Em 11 de outubro de 1975, o primeiro Saturday Night Live foi ao ar pela rede NBC, fundando uma nova linguagem humorística na televisão – mas por muito pouco, o programa não se tornou um mico de proporções catastróficas.
Agora, o filme Saturday Night Live – A Noite que Mudou a Comédia recria em tempo real os 90 minutos que antecederam a tumultuada estreia. Sob a direção de Jason Reitman, o longa foi lançado na Mostra Internacional de Cinema de São Paulo em outubro de 2024, e migrou direto para o streaming sem passar pelas salas brasileiras.
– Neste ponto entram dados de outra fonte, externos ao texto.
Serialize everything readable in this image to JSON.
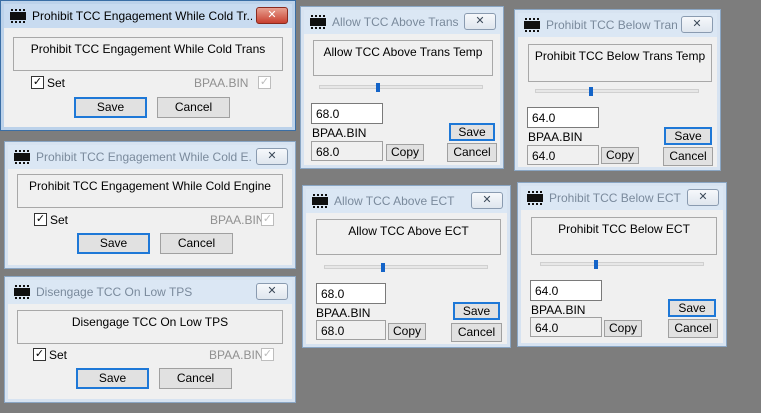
{
  "windows": {
    "w1": {
      "title": "Prohibit TCC Engagement While Cold Tr...",
      "close": "✕",
      "description": "Prohibit TCC Engagement While Cold Trans",
      "set_label": "Set",
      "check": "✓",
      "file": "BPAA.BIN",
      "save": "Save",
      "cancel": "Cancel"
    },
    "w2": {
      "title": "Prohibit TCC Engagement While Cold E...",
      "close": "✕",
      "description": "Prohibit TCC Engagement While Cold Engine",
      "set_label": "Set",
      "check": "✓",
      "file": "BPAA.BIN",
      "save": "Save",
      "cancel": "Cancel"
    },
    "w3": {
      "title": "Disengage TCC On Low TPS",
      "close": "✕",
      "description": "Disengage TCC On Low TPS",
      "set_label": "Set",
      "check": "✓",
      "file": "BPAA.BIN",
      "save": "Save",
      "cancel": "Cancel"
    },
    "w4": {
      "title": "Allow TCC Above Trans ...",
      "close": "✕",
      "description": "Allow TCC Above Trans Temp",
      "value": "68.0",
      "file": "BPAA.BIN",
      "file_value": "68.0",
      "save": "Save",
      "copy": "Copy",
      "cancel": "Cancel",
      "slider_fraction": 0.36
    },
    "w5": {
      "title": "Allow TCC Above ECT",
      "close": "✕",
      "description": "Allow TCC Above ECT",
      "value": "68.0",
      "file": "BPAA.BIN",
      "file_value": "68.0",
      "save": "Save",
      "copy": "Copy",
      "cancel": "Cancel",
      "slider_fraction": 0.36
    },
    "w6": {
      "title": "Prohibit TCC Below Tran...",
      "close": "✕",
      "description": "Prohibit TCC Below Trans Temp",
      "value": "64.0",
      "file": "BPAA.BIN",
      "file_value": "64.0",
      "save": "Save",
      "copy": "Copy",
      "cancel": "Cancel",
      "slider_fraction": 0.34
    },
    "w7": {
      "title": "Prohibit TCC Below ECT",
      "close": "✕",
      "description": "Prohibit TCC Below ECT",
      "value": "64.0",
      "file": "BPAA.BIN",
      "file_value": "64.0",
      "save": "Save",
      "copy": "Copy",
      "cancel": "Cancel",
      "slider_fraction": 0.34
    }
  },
  "colors": {
    "desktop": "#7d7d7d",
    "accent_border": "#1e78d7",
    "slider_thumb": "#1464c8",
    "close_active": "#c84030"
  }
}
O desinteresse dos exibidores é compreensível. Em tempos de internet, em que qualquer um se julga capaz de colocar no ar o próprio conteúdo, soa improvável um filme sobre os bastidores da TV gerar movimento nas bilheterias.
Mas A Noite que Mudou a Comédia é um retrato geracional de artistas que – munidos de ousadia e uma saudável arrogância – empreenderam transformações sem se limitarem a um excessivo rigor profissional.
Quem assistir ao filme sob esse ângulo estará diante de uma obra provocativa que injeta adrenalina no espectador mesmo que todo mundo saiba o desfecho da história.
Obstinado, o idealizador do programa, Lorne Michaels (interpretado por Gabriel LaBelle), dribla infinitos imprevistos e egos inflados para não desperdiçar a grande chance confiada a ele na grade da NBC.
Equipamentos que pegam fogo, cenários construídos de última hora, droga correndo solta nos camarins, convidados que se agridem… Conforme o relógio avança, o desastre é cada vez mais iminente.
“Alguém perguntou a Thomas Edison o que era uma lâmpada antes dele criar a eletricidade?” indagava Michaels aos diretores da emissora ou artistas convidados que pediam explicações diante do caos e da falta de objetividade do roteiro. “Eu conheço os ingredientes, mas não a quantidade,” completava.
Naquela época, o cinema, a música e o teatro já reverberavam a contracultura e as rupturas sociais e políticas que agitavam a sociedade há pelo menos uma década.
Mas a televisão estava estagnada nos programas de auditório dos anos 50, que reproduziam modelos do rádio, e na mentalidade dos executivos veteranos, muito bem representada no filme por David Tebet (papel de Willem Dafoe).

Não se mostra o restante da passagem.